Part of a flock of 12 Eurasian Curlews Numenius arquata of the eastern race orientalis. Note the clean white underwings and long bills. One of two smaller, relatively shorter-billed birds bottom left. Salina Zacharias, Matola, Mozambique. January 2016. Photo by Gary Allport.

However, that BB paper also flagged other little known and potentially confusing forms of both Eurasian Curlew and Common Whimbrel Numenius phaeopus found in the Asian steppes. One bird I had never heard of was Steppe Whimbrel Numenius phaeopus alboaxillaris nicely illustrated in the article by Szabolcs Kókay, showing pure white underwings and axillaries. It was clearly very little known and I was geekily picking through the references when I found to my great surprise that the type specimen of Steppe Whimbrel was collected in Mozambique! I did a quick post online, asking if anyone knew anything about this bird or had photos of flocks of Whimbrel from Mozambique that I could check; unsurprisingly I got nothing back. I decided to repost with a nice photo of a Whimbrel to attract more peoples’ attention but I found I had no good images of the species myself. Two days later I happened upon a group of about ten Whimbrel whilst on the way to the shops, so I stopped the car, ran onto the beach took some pictures without really looking at the birds (I had my camera but no binocs with me) jumped back in the car and went to the supermarket. That evening I got round to social media and idly put the memory card in the computer – and you can guess what’s coming next – there was a perfect Steppe Whimbrel. I couldn’t quite believe it but I went through the rest of the shots and all the others were of normal phaeopus race. This bird was outstanding with clean white underwings and rump, larger in size and with greyer, cleaner colouration. I posted it online and sent it to my Slender-billed Curlew colleagues, and in the next 24 hours my inbox exploded. When I was finally able to get back down to the beach two days later with Ross Hughes, to our amazement we found another one – two together.
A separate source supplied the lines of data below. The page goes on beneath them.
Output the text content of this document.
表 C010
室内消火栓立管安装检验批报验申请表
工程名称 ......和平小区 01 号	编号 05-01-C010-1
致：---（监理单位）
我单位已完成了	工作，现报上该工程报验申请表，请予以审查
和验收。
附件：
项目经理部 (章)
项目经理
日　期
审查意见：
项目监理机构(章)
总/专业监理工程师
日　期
Some quick research showed that Steppe Whimbrel has always been little known. It was described in 1921 based on four specimens from coastal East and South-eastern Africa (Lowe 1921) with a further three records in Africa since then, the last in southern Tanzania in 1965. In the 1960s it emerged (in the west) that there were records from the breeding areas of Kazakhstan and Russia going back to the mid-19th century (by Eversmann), but the last was seen in 1974, and it was declared extinct by a Russian expert in 1994. However, it was re-found in 1997, a tiny breeding population of six pairs in the Russian steppes at the south end of the Urals (Morozov 2000). There were also a small number of possible sightings in the Caspian Sea area but they’ve not been seen since. The Convention on Migratory Species estimated the global population at 100 birds or fewer (CMS 2014).

Identification

Key identification features were given by Lowe (1921) in the type description:

“axillaries, under-wing coverts and undertail coverts were pure white. The back and rump were also pure white with no hidden spots as in Numenius phaeopus phaeopus, while the fore neck and upper pectoral region were marked with thin streaks of brown, not so numerous nor extending so far down the breast and flanks as in typical N. phaeopus.”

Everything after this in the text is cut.